Even those who this spring thought that it was very nice not to have to go to work every day, are now tormented by restlessness, helplessness.
Nothing can be worse than living month after month in battle with an invisible enemy, unable to counterattack, act, try to influence the situation more than drinking handheld alcohol and canceling all the fun of life.
During the veneer of civilization, our instinct in acute danger is to flee and / or defend ourselves. The adrenaline is flowing, the pulse is racing, we will do our best to try to survive.
The situation now is different, prolonged in time and at a time when few of us have more patience than five minutes.
In the fight against coronavirus, healthcare professionals, researchers and experts are at the forefront.

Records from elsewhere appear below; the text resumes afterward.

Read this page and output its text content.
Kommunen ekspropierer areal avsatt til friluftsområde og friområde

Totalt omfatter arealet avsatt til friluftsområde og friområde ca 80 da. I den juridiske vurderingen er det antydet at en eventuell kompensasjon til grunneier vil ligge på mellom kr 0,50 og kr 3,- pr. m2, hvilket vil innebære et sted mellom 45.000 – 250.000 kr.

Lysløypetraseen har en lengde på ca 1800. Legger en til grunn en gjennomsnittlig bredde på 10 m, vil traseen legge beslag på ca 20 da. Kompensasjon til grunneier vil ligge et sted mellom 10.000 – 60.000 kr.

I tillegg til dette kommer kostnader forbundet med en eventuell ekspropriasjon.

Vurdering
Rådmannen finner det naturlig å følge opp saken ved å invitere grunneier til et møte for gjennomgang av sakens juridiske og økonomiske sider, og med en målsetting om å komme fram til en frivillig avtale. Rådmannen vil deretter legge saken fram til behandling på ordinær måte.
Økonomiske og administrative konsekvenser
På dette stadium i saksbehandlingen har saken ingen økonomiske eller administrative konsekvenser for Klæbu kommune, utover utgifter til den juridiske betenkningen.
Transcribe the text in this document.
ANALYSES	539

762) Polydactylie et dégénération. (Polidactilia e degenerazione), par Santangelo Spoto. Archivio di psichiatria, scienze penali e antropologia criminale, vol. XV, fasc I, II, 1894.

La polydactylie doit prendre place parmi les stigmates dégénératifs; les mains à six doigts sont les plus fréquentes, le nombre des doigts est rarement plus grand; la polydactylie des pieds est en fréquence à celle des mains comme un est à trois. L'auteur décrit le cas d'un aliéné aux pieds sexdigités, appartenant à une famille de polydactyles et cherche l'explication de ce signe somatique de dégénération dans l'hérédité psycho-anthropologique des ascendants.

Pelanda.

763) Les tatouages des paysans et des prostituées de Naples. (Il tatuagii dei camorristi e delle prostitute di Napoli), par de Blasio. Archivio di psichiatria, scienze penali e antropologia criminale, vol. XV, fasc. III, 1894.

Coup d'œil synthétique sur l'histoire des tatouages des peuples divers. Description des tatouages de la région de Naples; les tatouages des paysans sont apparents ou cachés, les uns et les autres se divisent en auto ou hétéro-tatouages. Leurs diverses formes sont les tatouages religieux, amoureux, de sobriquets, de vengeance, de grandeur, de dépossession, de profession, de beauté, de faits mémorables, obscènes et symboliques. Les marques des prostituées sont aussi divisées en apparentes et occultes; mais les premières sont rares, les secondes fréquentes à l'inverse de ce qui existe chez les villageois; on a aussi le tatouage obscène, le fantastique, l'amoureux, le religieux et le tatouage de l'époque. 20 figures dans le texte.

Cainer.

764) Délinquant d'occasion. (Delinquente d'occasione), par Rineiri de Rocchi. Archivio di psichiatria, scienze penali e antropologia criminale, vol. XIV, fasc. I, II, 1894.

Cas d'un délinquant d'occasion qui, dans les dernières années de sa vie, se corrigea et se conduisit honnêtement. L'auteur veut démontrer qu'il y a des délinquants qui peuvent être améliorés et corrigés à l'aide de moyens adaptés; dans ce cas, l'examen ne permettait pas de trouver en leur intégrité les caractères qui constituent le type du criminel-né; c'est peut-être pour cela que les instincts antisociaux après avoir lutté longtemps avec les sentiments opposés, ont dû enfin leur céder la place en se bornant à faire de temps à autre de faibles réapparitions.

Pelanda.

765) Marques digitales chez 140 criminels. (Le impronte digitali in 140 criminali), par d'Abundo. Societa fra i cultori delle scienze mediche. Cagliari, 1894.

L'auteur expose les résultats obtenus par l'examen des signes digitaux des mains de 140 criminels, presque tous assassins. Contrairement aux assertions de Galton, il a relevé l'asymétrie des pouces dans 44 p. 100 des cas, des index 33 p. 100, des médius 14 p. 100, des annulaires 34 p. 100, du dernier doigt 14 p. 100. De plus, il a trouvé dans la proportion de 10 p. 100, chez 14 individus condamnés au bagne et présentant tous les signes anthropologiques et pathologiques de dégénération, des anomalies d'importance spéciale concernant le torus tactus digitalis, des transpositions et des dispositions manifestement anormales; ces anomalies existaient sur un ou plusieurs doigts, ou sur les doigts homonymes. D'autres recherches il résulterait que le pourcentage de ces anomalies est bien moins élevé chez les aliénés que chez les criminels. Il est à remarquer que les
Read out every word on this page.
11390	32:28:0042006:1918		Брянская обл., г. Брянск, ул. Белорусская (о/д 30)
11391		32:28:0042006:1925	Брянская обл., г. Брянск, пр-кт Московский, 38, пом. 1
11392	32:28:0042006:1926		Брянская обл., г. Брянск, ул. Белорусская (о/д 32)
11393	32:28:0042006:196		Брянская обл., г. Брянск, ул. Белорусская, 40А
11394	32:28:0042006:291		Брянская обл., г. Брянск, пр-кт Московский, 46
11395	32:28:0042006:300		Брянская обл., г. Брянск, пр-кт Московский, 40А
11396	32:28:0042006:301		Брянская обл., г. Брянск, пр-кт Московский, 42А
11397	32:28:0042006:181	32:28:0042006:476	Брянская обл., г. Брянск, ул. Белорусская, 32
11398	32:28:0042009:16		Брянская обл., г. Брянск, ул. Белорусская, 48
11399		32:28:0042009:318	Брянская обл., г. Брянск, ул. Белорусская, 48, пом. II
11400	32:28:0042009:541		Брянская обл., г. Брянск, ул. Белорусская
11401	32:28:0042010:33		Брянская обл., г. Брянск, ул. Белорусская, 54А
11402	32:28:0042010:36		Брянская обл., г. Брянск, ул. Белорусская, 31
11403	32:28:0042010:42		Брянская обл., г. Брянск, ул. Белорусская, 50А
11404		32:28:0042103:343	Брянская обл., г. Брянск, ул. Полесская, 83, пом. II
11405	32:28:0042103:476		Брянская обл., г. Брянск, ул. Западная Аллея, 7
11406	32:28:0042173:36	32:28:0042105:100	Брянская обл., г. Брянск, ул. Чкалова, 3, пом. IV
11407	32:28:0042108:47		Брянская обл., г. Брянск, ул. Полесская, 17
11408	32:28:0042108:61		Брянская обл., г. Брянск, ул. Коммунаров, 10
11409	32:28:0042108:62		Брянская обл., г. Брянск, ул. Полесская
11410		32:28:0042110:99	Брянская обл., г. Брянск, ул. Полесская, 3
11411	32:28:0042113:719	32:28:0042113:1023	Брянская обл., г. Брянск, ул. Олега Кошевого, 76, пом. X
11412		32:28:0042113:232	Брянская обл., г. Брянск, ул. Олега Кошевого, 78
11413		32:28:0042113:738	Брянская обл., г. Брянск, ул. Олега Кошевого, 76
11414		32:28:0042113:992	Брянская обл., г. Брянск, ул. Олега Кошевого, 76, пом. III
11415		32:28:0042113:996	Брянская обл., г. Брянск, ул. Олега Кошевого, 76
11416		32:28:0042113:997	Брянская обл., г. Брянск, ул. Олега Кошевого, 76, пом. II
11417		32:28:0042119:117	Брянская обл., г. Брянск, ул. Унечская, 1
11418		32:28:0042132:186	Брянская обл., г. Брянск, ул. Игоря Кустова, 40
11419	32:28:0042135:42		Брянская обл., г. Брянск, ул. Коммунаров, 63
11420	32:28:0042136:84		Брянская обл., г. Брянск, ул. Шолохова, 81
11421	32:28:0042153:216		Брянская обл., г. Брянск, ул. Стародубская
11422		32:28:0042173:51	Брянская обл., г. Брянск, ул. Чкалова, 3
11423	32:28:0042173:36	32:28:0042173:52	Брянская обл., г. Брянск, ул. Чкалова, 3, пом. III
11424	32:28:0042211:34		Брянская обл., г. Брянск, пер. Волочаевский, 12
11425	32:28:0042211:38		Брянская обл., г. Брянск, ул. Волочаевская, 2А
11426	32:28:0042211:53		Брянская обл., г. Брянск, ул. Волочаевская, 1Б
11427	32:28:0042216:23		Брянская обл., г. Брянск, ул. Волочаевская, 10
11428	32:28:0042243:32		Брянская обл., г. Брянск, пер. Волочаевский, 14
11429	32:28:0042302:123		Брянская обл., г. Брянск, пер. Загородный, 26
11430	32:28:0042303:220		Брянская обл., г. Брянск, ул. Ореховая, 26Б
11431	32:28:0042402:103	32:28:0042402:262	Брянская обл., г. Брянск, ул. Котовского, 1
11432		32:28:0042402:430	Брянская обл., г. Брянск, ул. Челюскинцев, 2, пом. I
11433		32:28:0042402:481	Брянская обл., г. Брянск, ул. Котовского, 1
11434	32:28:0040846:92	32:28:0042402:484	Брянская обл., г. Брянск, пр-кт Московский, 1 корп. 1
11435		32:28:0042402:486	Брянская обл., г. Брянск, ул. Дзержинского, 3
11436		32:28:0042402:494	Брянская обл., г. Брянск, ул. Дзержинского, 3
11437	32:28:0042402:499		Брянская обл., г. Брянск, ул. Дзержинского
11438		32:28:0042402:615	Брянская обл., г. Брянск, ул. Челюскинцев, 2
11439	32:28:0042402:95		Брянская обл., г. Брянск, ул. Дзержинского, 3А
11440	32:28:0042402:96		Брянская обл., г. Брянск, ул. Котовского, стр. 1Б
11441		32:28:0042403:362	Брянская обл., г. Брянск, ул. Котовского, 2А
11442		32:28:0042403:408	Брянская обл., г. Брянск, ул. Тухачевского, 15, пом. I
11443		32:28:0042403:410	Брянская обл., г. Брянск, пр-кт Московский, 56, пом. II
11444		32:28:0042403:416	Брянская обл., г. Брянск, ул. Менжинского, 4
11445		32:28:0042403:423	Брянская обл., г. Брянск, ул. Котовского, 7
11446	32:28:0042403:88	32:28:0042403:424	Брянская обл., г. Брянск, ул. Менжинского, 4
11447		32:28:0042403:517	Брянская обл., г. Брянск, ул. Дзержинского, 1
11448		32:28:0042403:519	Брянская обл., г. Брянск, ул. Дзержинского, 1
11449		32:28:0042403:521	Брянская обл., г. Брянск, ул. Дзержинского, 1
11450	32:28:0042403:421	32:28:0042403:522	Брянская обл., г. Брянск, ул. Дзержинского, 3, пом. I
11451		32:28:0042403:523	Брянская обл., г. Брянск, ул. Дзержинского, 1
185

But most of us can do nothing but stay home. As the first fear of panic dissipates, in which we are not at risk, it breaks us, this of not being able to do anything.
During the more than eight months that have passed since the pandemic first broke out in Europe, when I was in Lombardy, I have lived and seen things that left deep traces, they marked me on the inside. Still, I am deeply grateful that in my work I have been able to act, travel to hotbeds, inform, do my job and my duty and contribute what I have been able to in a historically difficult moment, that I have been able to act.
I recently read “Operation Heavy Water”, about the sabotage struggle of Norway and Great Britain to prevent Nazi Germany from making the first atomic bomb. So close, so far, so urgent. The Norwegian men who were without hesitation prepared to die. The resistance. For that is how man is when he is tested; much braver and more self-sacrificing than we are tricked into believing in our selfish daily lives.
The destiny of women historically has been to stay home when men have fought and without wanting to romanticize the war, I can imagine worse things than to stay and wait.
The corona virus plagues our world with disease, death, new poverty, depression, and growing divisions and growing popular protests. When our enemy is unreachable, it is easy and logical for us to turn to each other.
Even terror is easier to bear, if nothing else we can go straight, challenge fear, show that we never intend to abandon our freedom, freedom of speech and our motley, wounded but invaluable democracy.
The longer the pandemic lasts, with people trapped in their homes, the more the desire for action, to intervene and influence will grow. In a crisis, we want homework, nothing dispels fear more than getting an assignment, the feeling of making a difference. Active, not passive like now, when we shrink instead of grow. Something to keep in mind for world leaders at a time of uncertainty and great trouble.